June 28, 2019
Sublime hues of blue and teal sing from the surreal landscape, a lyrical portrayal of a woman casually reclined and surveying the scene, mixed with tones of grey. Gertrude Abercrombie’s collaboration with such jazz greats as Dizzy Gillespie, Charlie Parker, and Sarah “Sassy” Vaughan, play through this captivating painting on view beginning today at the Whitney Museum of American Art.
The Whitney’s Collection: Selections from 1900 to 1965 is comprised “Entirely from the permanent collection, except one,” teased Adam D. Weinberg, the Alice Pratt Brown Director of the Whitney since 2003, in opening comments at the press preview. “Look carefully to discover which one it is.”
Art world insiders will quickly recognize Abercrombie’s Out in the Country (1939), the only work not from the museum’s permanent collection among the 120 masterpieces by more than 70 artists on view in the new exhibition. Known as “Gertrude Stein of the Midwest,” Abercrombie’s work was a high point of last month’s Frieze New York 2019, alongside works by other artists such as Dike Blair and Ann Craven, at the booth for Karma gallery, founded in 2011 by Brendan Dugan in a tiny West Village storefront.
As you enter the seventh-floor Robert W. Wilson Galleries, you’re met with a wall dedicated to masterworks from the founding collection, all but a painting by Anne Goldthwaite (1869–1944), an American painter, printmaker, and advocate of women’s rights and equal rights, on view for the first time.
Before the Whitney was established in 1931 by American sculptor, art patron, and collector Gertrude Vanderbilt Whitney, other museums and collectors in the U.S. turned their gaze largely to European art and art history. The Whitney sought to elevate contemporary American art and enable artists lacking due recognition by exhibiting and acquiring their works and creating what essentially began as a salon.
“While the museum is most often focused on the now of contemporary art, it’s also important for the Whitney Museum to look back, to put the context of the past with the present, and to look to the future,” said Weinberg.
One of the many highlights of Selections from 1900 to 1965 is a February acquisition, the stark Norman Lewis American Totem (1960), which commands deep breaths and multiple views. Created amid the turmoil of the civil rights movement, this Abstract Expressionist masterwork demonstrates the Whitney’s commitment to being a vehicle of re-examining the vicissitudes of American history through the exploration of fine art.

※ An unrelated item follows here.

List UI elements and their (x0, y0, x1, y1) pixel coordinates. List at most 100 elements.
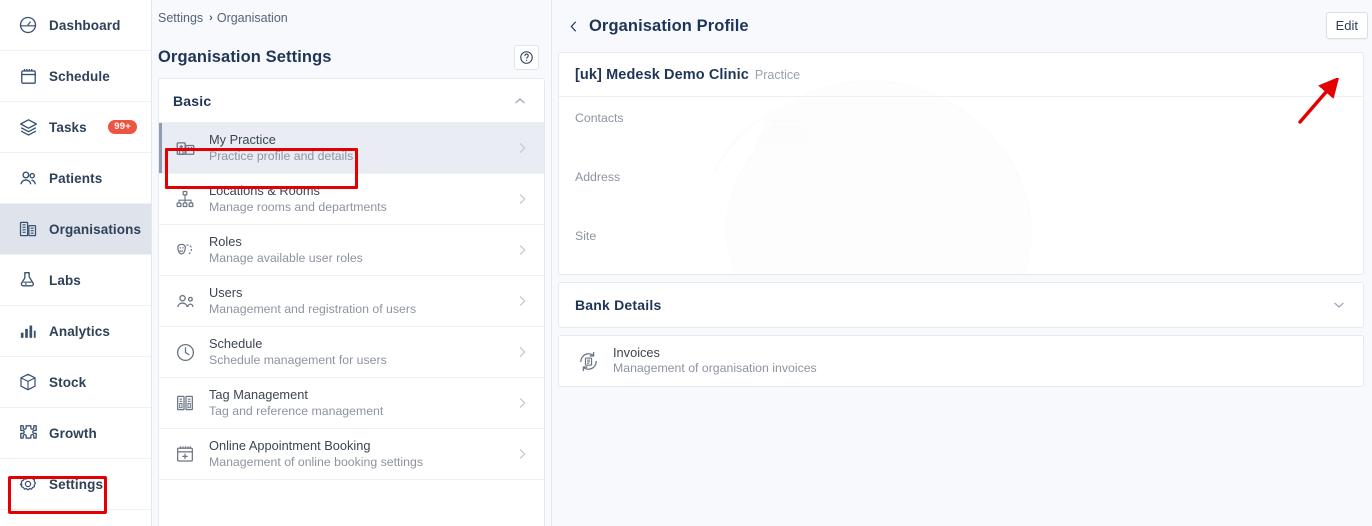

Masterpieces by Georgia O’Keeffe and Jacob Lawrence are interwoven in this latest deep dive into the Whitney’s collection with the return of classics such as Alexander Calder’s Circus, and a wide array of quickly recognizable Edward Hopper paintings that remind of us his enduring legacy and influence.
There is a treasure trove of art that some enthusiasts will immediately recognize and other works that force a look at the recent past, with selections from artists as diverse as Elizabeth Catlett, Elsie Driggs, Marsden Hartley, Jasper Johns, Jacob Lawrence, Marisol, Joan Mitchell, Archibald Motley, Alice Neel, Kay Sage, and Andy Warhol.
“You will discover a lot of pieces. Some pieces have been in storage for 49 years and have been discovered by David Breslin,” said Weinberg. “I have been at the museum for 16 years, and I feel like I am seeing the collection with fresh eyes.”
Organized by Breslin, the DeMartini Family curator and director of the collection, along with Margaret Kross, senior curatorial assistant, and Roxanne Smith, curatorial assistant, Selections from 1900 to 1965 is on view without an official closing date. Weinberg credited all Whitney staff for its execution.
“This exhibition offers a lively and concise introduction to the Whitney’s collection through a look at the art, artists, and ideas that profoundly shaped modern American culture,” said Scott Rothkopf, the Whitney’s senior deputy director and Nancy and Steve Crown Family chief curator.
Rothkopf urged visitors of the Selections from 1900 to 1965 to revisit the 2019 Whitney Biennial, on view until Sept. 22, and encouraged participation in an array of upcoming events and exhibitions, applauding a “a full tilt toward living artists.”